Het Witte Huis in de VS laat weten dat toekomstige software geschreven moet zijn in een geheugenveilige taal. De Amerikaanse overheid neemt zo een voorbeeldfunctie op zich. De verschuiving wordt aangekondigd voor de Office of the National Cyber Director (ONCD). Die instantie vindt dat de overheid een belangrijke rol kan spelen in de verkleining van het aanvalsoppervlak van software.
Geen buffer overflow meer
Populaire talen zoals C en C++ garanderen geen bescherming van het geheugen. Dat wil zeggen dat ze gevoelig zijn voor geheugengerelateerde bugs zoals buffer overflows.
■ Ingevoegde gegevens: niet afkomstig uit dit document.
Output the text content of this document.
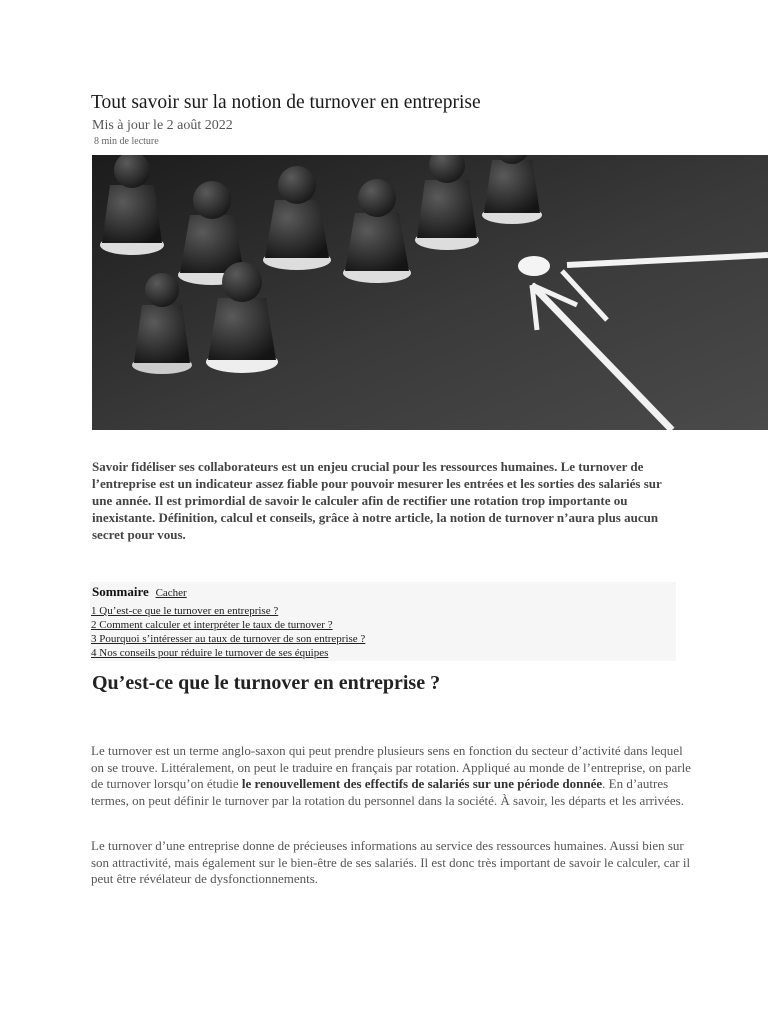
Tout savoir sur la notion de turnover en entreprise
Mis à jour le 2 août 2022
8 min de lecture

Savoir fidéliser ses collaborateurs est un enjeu crucial pour les ressources humaines. Le turnover de l’entreprise est un indicateur assez fiable pour pouvoir mesurer les entrées et les sorties des salariés sur une année. Il est primordial de savoir le calculer afin de rectifier une rotation trop importante ou inexistante. Définition, calcul et conseils, grâce à notre article, la notion de turnover n’aura plus aucun secret pour vous.

Sommaire Cacher
1 Qu’est-ce que le turnover en entreprise ?
2 Comment calculer et interpréter le taux de turnover ?
3 Pourquoi s’intéresser au taux de turnover de son entreprise ?
4 Nos conseils pour réduire le turnover de ses équipes
Qu’est-ce que le turnover en entreprise ?

Le turnover est un terme anglo-saxon qui peut prendre plusieurs sens en fonction du secteur d’activité dans lequel on se trouve. Littéralement, on peut le traduire en français par rotation. Appliqué au monde de l’entreprise, on parle de turnover lorsqu’on étudie le renouvellement des effectifs de salariés sur une période donnée. En d’autres termes, on peut définir le turnover par la rotation du personnel dans la société. À savoir, les départs et les arrivées.

Le turnover d’une entreprise donne de précieuses informations au service des ressources humaines. Aussi bien sur son attractivité, mais également sur le bien-être de ses salariés. Il est donc très important de savoir le calculer, car il peut être révélateur de dysfonctionnements.
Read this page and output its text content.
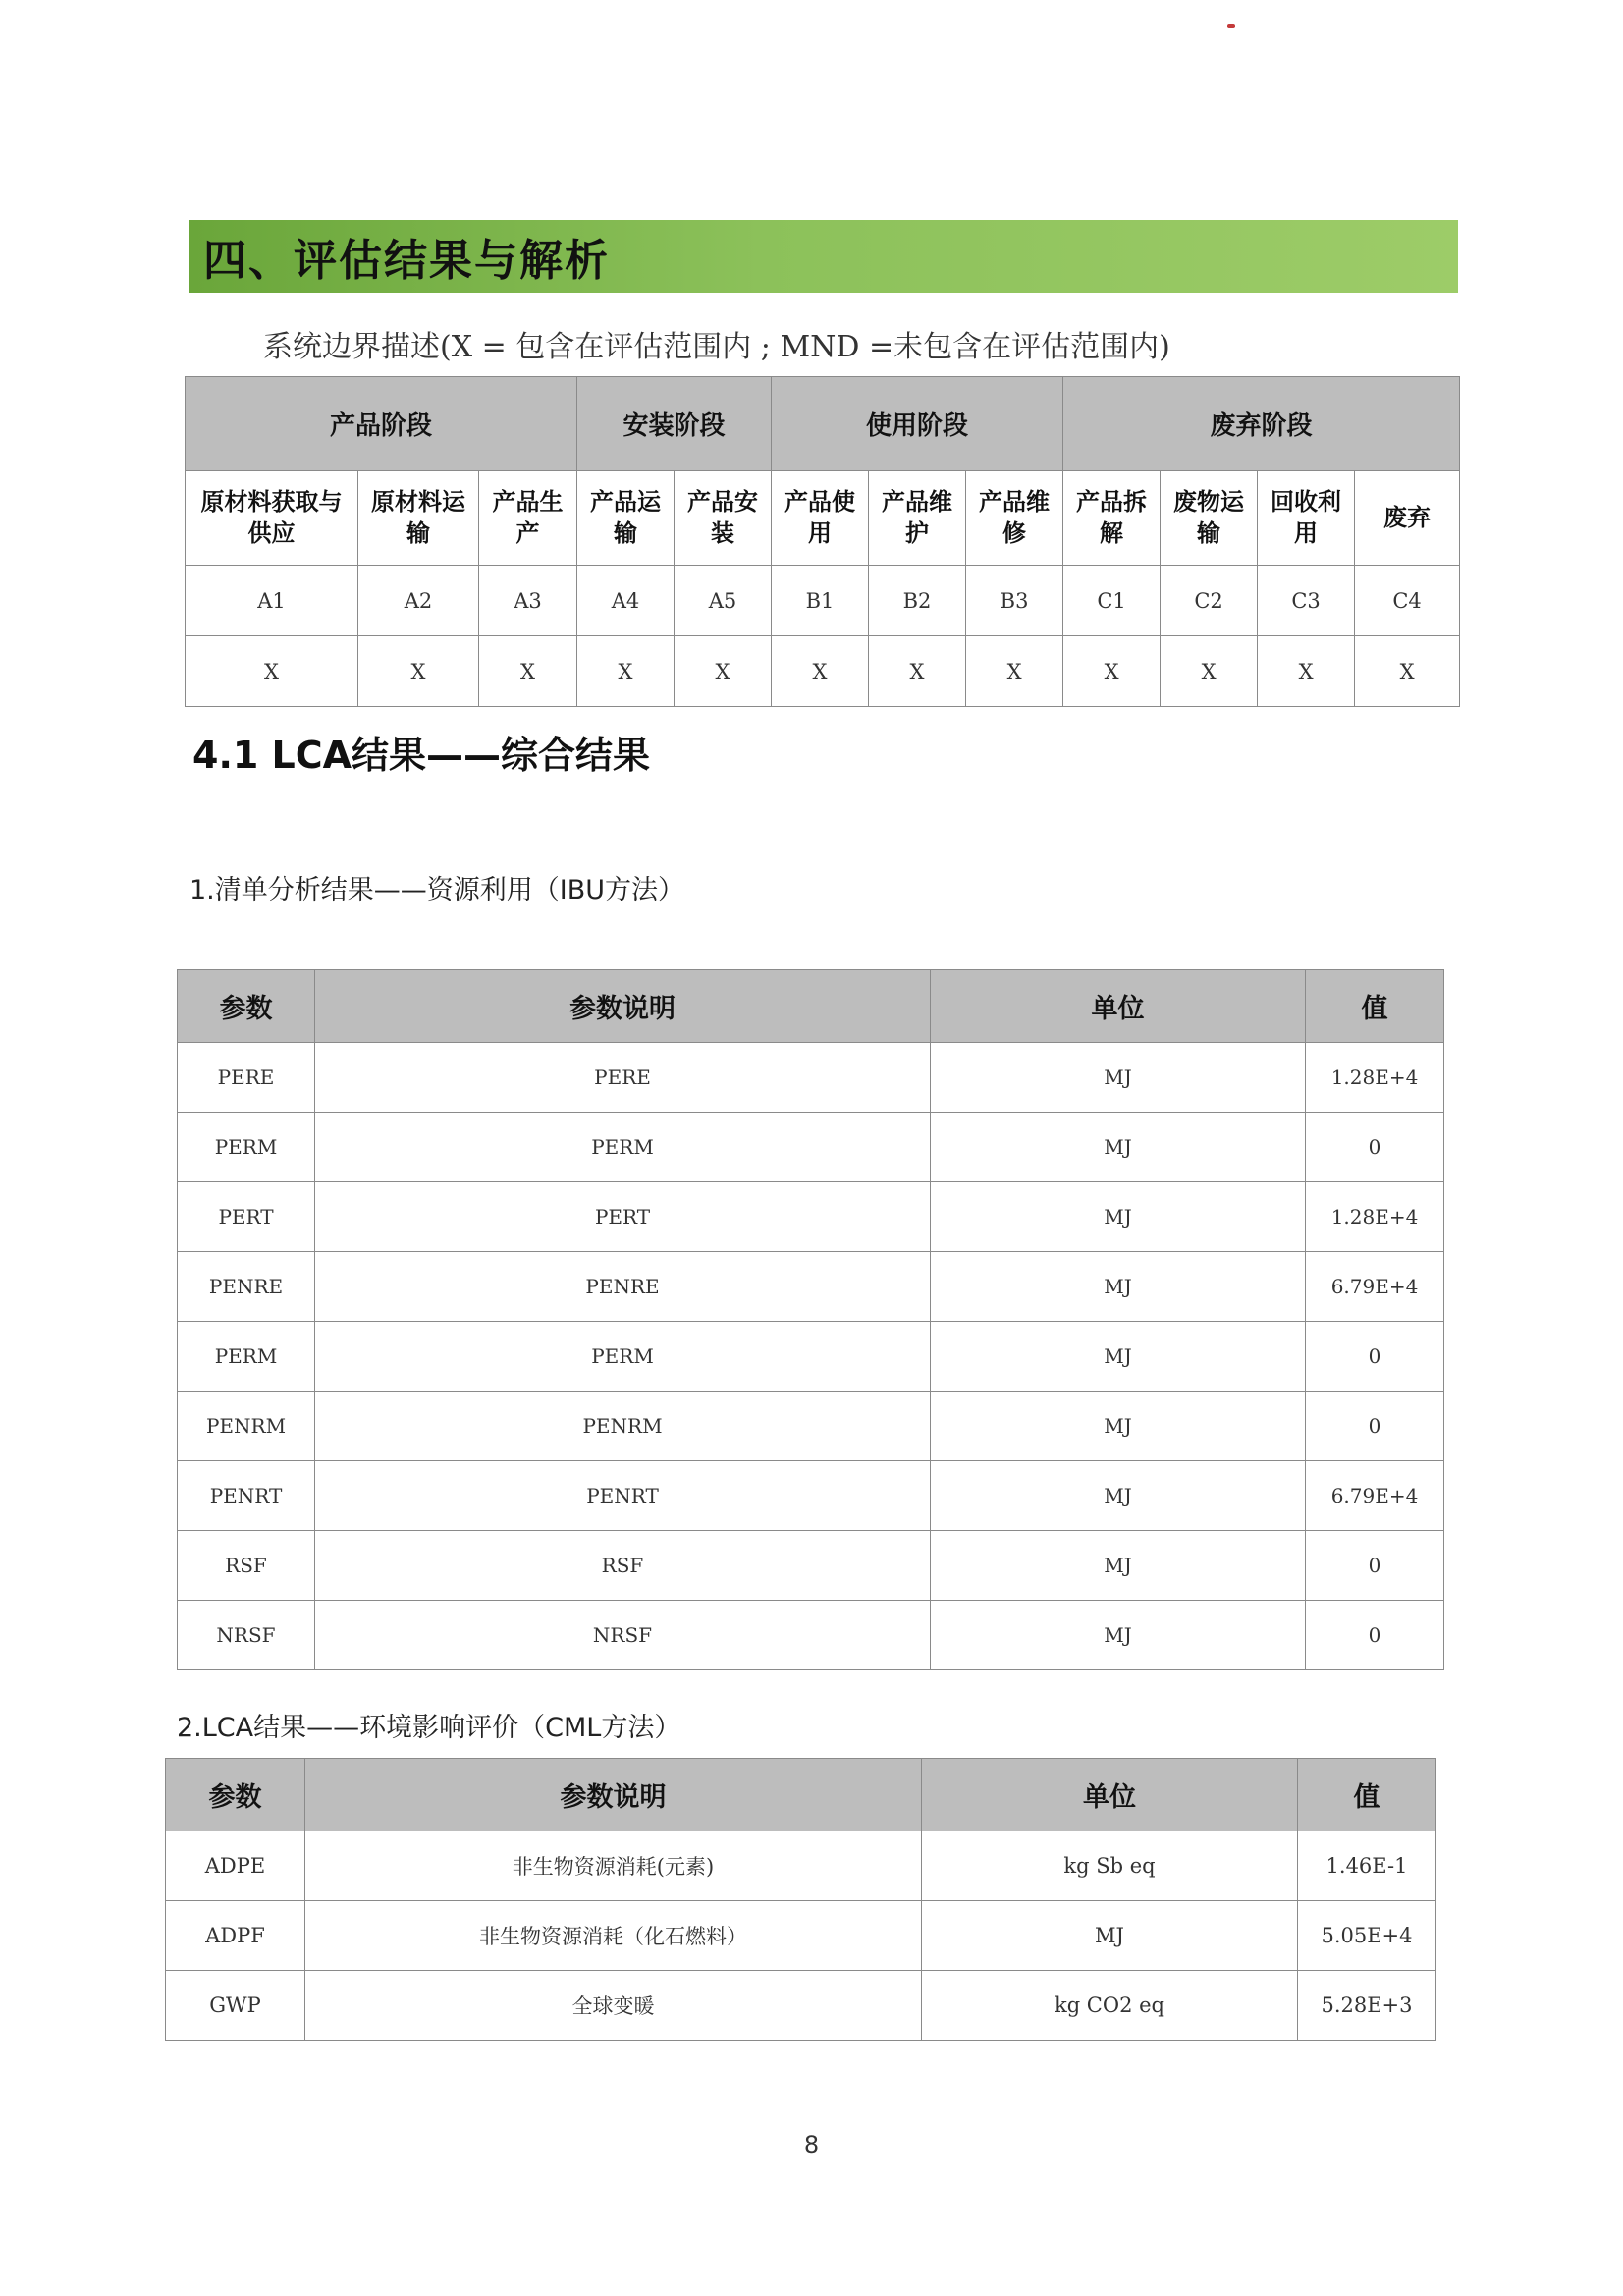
四、评估结果与解析
系统边界描述(X = 包含在评估范围内 ; MND =未包含在评估范围内)
产品阶段			安装阶段		使用阶段			废弃阶段			
原材料获取与供应	原材料运输	产品生产	产品运输	产品安装	产品使用	产品维护	产品维修	产品拆解	废物运输	回收利用	废弃
A1	A2	A3	A4	A5	B1	B2	B3	C1	C2	C3	C4
X	X	X	X	X	X	X	X	X	X	X	X
4.1 LCA结果——综合结果
1.清单分析结果——资源利用（IBU方法）
参数	参数说明	单位	值
PERE	PERE	MJ	1.28E+4
PERM	PERM	MJ	0
PERT	PERT	MJ	1.28E+4
PENRE	PENRE	MJ	6.79E+4
PERM	PERM	MJ	0
PENRM	PENRM	MJ	0
PENRT	PENRT	MJ	6.79E+4
RSF	RSF	MJ	0
NRSF	NRSF	MJ	0
2.LCA结果——环境影响评价（CML方法）
参数	参数说明	单位	值
ADPE	非生物资源消耗(元素)	kg Sb eq	1.46E-1
ADPF	非生物资源消耗（化石燃料）	MJ	5.05E+4
GWP	全球变暖	kg CO2 eq	5.28E+3
8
Dergelijke bugs kunnen geniepig in de code kruipen en daar jaren onopgemerkt zitten, tot een hacker ontdekt dat bepaalde acties ervoor zorgen dat hij via een omweg het geheugen kan manipuleren. Zo’n 65 procent van nieuw ontdekte kwetsbaarheden hebben te maken met geheugen.
Moderne programmeertalen, waarvan Rust het populairste voorbeeld is, bevatten ingebouwde mechanismen die geheugenmisbruik voorkomen. Bugs die een buffer overflow veroorzaken, kunnen zelfs niet per ongeluk voorkomen in code die in Rust is geschreven. Door Rust of gelijkaardige talen te omarmen boven C en C++, elimineer je automatisch een populaire aanvalsvector.
Iedereen doet mee
Overstappen is niet vanzelfsprekend. Klassieke programmeertalen zitten overal. Toch is het Witte Huis niet de enige die achter de overstap staat. Microsoft is bijvoorbeeld gestart met de omzetting van zijn C en C++-bibliotheken naar Rust, Google omarmt Rust voor nieuwe Android-code en Linux integreert de geheugenveilige taak in z’n kernel.
Het Witte Huis zelf wijst ook naar Rust als goed alternatief, samen met C#, Go, Java, Ruby en Swift. Het zal nog even duren voor die talen de norm worden, maar een belangrijke verschuiving lijkt ingezet.